Márcia Tiburi. O empobrecimento da
linguagem é o empobrecimento da política. A sociedade capitalista providencia
justamente o empobrecimento da experiência e de si mesmo. Espera-se que as
pessoas não se relacionem entre si. É necessário produzir a desavença, o
desencontro e a antirrelação. Por isso, para fomentar esse facismo potencial, é
preciso apagar o outro: o diferente não deve existir. A personalidade
autoritária – que é a posição subjetiva do fascista potencial – é formada
dentro de um sistema de preconceitos. Então, o outro precisa ser negado e
odiado.
A Tarde. E quem é esse “outro”?
MT. É qualquer um: pessoa, cultura ou forma de
viver. Inclusive, o outro pode ser objeto de conhecimento. Por isso, a burrice
do fascista. Eu sou um ser político se eu me abro a você. O outro é sempre um
mistério, potência e possibilidade. O outro é alguém que me traz, como pessoa, uma
novidade. Um livro ou uma língua são a mesma coisa. Essa dimensão da alteridade
está apagada na perspectiva do fascista. Ele não consegue incluir o outro na
sua perspectiva. Não tem abertura para o outro.
AT. No livro, você utiliza a burrice como
conceito. Aconteceu uma banalização do termo no cotidiano?

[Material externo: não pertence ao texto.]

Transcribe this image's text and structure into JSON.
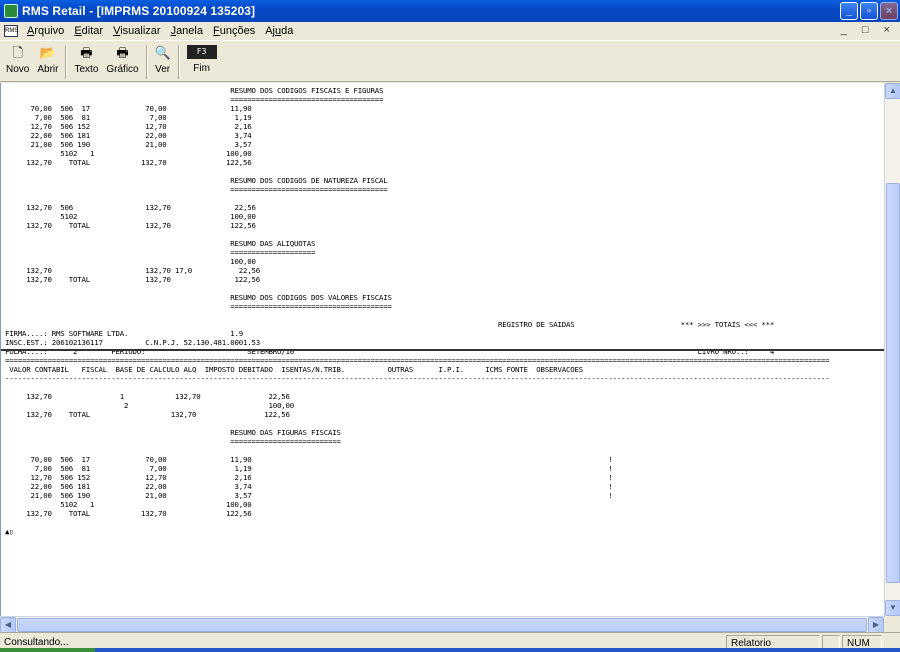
{
  "window": {
    "title": "RMS Retail - [IMPRMS 20100924 135203]",
    "buttons": [
      "_",
      "□",
      "×"
    ]
  },
  "menu": {
    "items": [
      {
        "underline": "A",
        "rest": "rquivo"
      },
      {
        "underline": "E",
        "rest": "ditar"
      },
      {
        "underline": "V",
        "rest": "isualizar"
      },
      {
        "underline": "J",
        "rest": "anela"
      },
      {
        "underline": "F",
        "rest": "unções"
      },
      {
        "pre": "Aj",
        "underline": "u",
        "rest": "da"
      }
    ],
    "mdi_controls": "_ □ ×"
  },
  "toolbar": {
    "novo": "Novo",
    "abrir": "Abrir",
    "texto": "Texto",
    "grafico": "Gráfico",
    "ver": "Ver",
    "fim": "Fim",
    "fim_key": "F3"
  },
  "report": {
    "lines": [
      "                                                     RESUMO DOS CODIGOS FISCAIS E FIGURAS",
      "                                                     ====================================",
      "      70,00  506  17             70,00               11,90",
      "       7,00  506  81              7,00                1,19",
      "      12,70  506 152             12,70                2,16",
      "      22,00  506 181             22,00                3,74",
      "      21,00  506 190             21,00                3,57",
      "             5102   1                               100,00",
      "     132,70    TOTAL            132,70              122,56",
      "",
      "                                                     RESUMO DOS CODIGOS DE NATUREZA FISCAL",
      "                                                     =====================================",
      "",
      "     132,70  506                 132,70               22,56",
      "             5102                                    100,00",
      "     132,70    TOTAL             132,70              122,56",
      "",
      "                                                     RESUMO DAS ALIQUOTAS",
      "                                                     ====================",
      "                                                     100,00",
      "     132,70                      132,70 17,0           22,56",
      "     132,70    TOTAL             132,70               122,56",
      "",
      "                                                     RESUMO DOS CODIGOS DOS VALORES FISCAIS",
      "                                                     ======================================",
      "",
      "                                                                                                                    REGISTRO DE SAIDAS                         *** >>> TOTAIS <<< ***",
      "FIRMA....: RMS SOFTWARE LTDA.                        1.9",
      "INSC.EST.: 206102136117          C.N.P.J. 52.130.481.0001.53",
      "FOLHA....:      2        PERIODO:                        SETEMBRO/10                                                                                               LIVRO NRO..:     4",
      "==================================================================================================================================================================================================",
      " VALOR CONTABIL   FISCAL  BASE DE CALCULO ALQ  IMPOSTO DEBITADO  ISENTAS/N.TRIB.          OUTRAS      I.P.I.     ICMS FONTE  OBSERVACOES",
      "--------------------------------------------------------------------------------------------------------------------------------------------------------------------------------------------------",
      "",
      "     132,70                1            132,70                22,56",
      "                            2                                 100,00",
      "     132,70    TOTAL                   132,70                122,56",
      "",
      "                                                     RESUMO DAS FIGURAS FISCAIS",
      "                                                     ==========================",
      "",
      "      70,00  506  17             70,00               11,90                                                                                    !",
      "       7,00  506  81              7,00                1,19                                                                                    !",
      "      12,70  506 152             12,70                2,16                                                                                    !",
      "      22,00  506 181             22,00                3,74                                                                                    !",
      "      21,00  506 190             21,00                3,57                                                                                    !",
      "             5102   1                               100,00",
      "     132,70    TOTAL            132,70              122,56",
      "",
      "▲▯"
    ]
  },
  "status": {
    "message": "Consultando...",
    "panel_relatorio": "Relatorio",
    "panel_empty": "",
    "panel_num": "NUM"
  }
}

MT. A burrice é explorada no livro como uma
negação do conhecimento. A base do conhecimento de um fascista potencial é paranoica.

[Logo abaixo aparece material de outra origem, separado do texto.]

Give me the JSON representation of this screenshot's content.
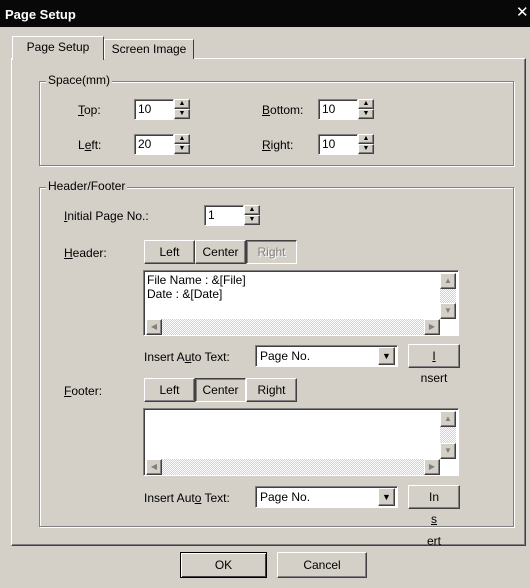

Ou seja, ele já tem uma resposta para tudo. (...) Nesse sentido, o fascista é
um sujeito realmente burro porque cancelou o desejo de conhecer. Quando termos
como fascista, burrice ou autoritário são utilizados no nível de caracterização
de uma condição subjetiva ou coletiva, as pessoas costumam interpretá-los
apenas como uma expressão de xingamento. No entanto, no livro, eu tento resgatar
exatamente a condição conceitual desses elementos que se transformaram em puro
jogo de ofensas no dia a dia. Vários autores na história da filosofia se
ocuparam de pensar a burrice e as formas de ignorância, por exemplo. Estamos
mostrando a validade conceitual de um termo que caiu no uso cotidiano e que
parece pura violência lingüística.
AT. Você cita o diálogo como um mecanismo mais
complexo que a conversa. Qual é o papel dele na construção da política?

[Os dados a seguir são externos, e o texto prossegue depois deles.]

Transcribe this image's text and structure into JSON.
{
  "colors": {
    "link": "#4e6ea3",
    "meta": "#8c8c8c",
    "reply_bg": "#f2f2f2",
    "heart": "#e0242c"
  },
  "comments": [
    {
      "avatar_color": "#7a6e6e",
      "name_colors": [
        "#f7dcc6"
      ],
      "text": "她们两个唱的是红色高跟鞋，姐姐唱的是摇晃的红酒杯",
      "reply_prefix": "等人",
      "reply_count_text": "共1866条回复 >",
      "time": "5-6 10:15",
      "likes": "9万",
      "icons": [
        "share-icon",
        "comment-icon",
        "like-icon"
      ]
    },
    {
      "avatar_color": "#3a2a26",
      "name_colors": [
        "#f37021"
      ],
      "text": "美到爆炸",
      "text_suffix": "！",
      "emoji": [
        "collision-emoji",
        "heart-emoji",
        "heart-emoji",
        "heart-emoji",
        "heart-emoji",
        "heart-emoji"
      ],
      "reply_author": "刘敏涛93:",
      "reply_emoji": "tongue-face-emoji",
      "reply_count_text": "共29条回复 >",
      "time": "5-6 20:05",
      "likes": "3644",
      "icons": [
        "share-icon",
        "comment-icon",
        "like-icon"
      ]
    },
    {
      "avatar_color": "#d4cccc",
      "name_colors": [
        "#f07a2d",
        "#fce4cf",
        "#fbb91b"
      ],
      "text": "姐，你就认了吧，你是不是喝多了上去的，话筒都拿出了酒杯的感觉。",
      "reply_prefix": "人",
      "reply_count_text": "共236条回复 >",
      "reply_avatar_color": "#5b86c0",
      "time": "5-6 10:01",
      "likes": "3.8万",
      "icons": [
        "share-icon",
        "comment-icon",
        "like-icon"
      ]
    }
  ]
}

MT. (...) Dialogar é uma forma de conversação mais
complexa e que implica a tentativa de se fazer compreender. Tudo isso depende
de um imaginário. Eu preciso imaginar como o outro pode entender. No cotidiano,
o que eu via, era uma impotência para a conversação. Até mesmo num jantar em
família não é possível perguntar ou tentar entender melhor um posicionamento
porque as pessoas estão com verdades e certezas na ponta da língua. É como se o
ódio fosse confirmado e a expressão dele estivesse autorizada. A busca pelo
diálogo precisa passar por um mínimo de posição de respeito em relação ao
outro. E é isso que a gente não dispõe hoje em dia. Estamos indisponíveis para
o outro. O diálogo é urgente. No entanto, as condições para que ele aconteça
não estão dadas.
LISBOA, Luis Fernando. Entrevista Marcia
Tiburi. A Tarde, Salvador, 09 dez.
2015. 2. cad. p. 1.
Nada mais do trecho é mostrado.